While the proposed FDT approach clearly has important utility for cardiac physiology and for transitions between mechanical and free ventilation, it is anticipated that it will also be broadly applicable for predicting the response of patients to physiologic stress or clinical interventions, as it has in other complex systems [6, 10]. This applicability will be increasingly valuable as additional time-dependent critical care parameters become routinely monitored. Clinically, the importance lies in two realms. First, the clinical value of predicting what will happen "five minutes from right now" is key to safe management in acute care settings such as the emergency department, the operating room, and the ICU. Second, patients who veer away from their predicted physiology are "off trajectory" and constitute an immediate indication for heightened surveillance and early intervention.
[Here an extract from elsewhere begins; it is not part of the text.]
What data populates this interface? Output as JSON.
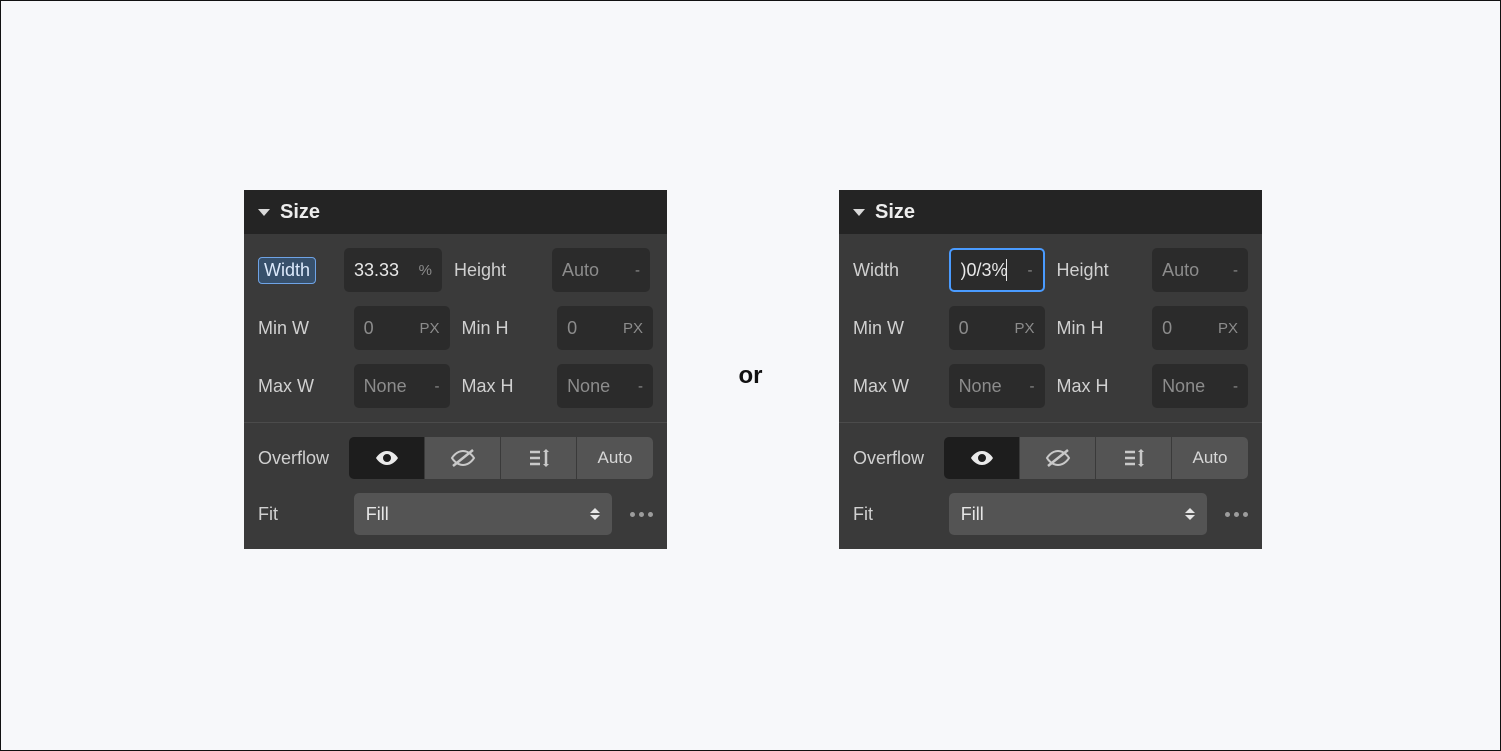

Early detection of such "off-trajectory" patients will likely accelerate detection of subtle pathological processes, which, left unchecked, would otherwise result in preventable complications, prolonged hospitalization and even death.

Table 3.

Error of prediction for patient groups

Group Members Error
Group a 2,4,7,8,29,35,55,66,68,75,91,92,96,128 17.1%
Group b 1,90,115,119,122 28.8%
Group c 35,92 21.3%
Group d 2,35,92,128 18.2%
Group e 1,4,29,75,92,96,115,122 33.7%
Group f 2,7,55,119 31.9%
Group g 4,35,92 25.9%
Group h 2,7,128 43.0%

The response to the SBT for each patient category is show in figure 2.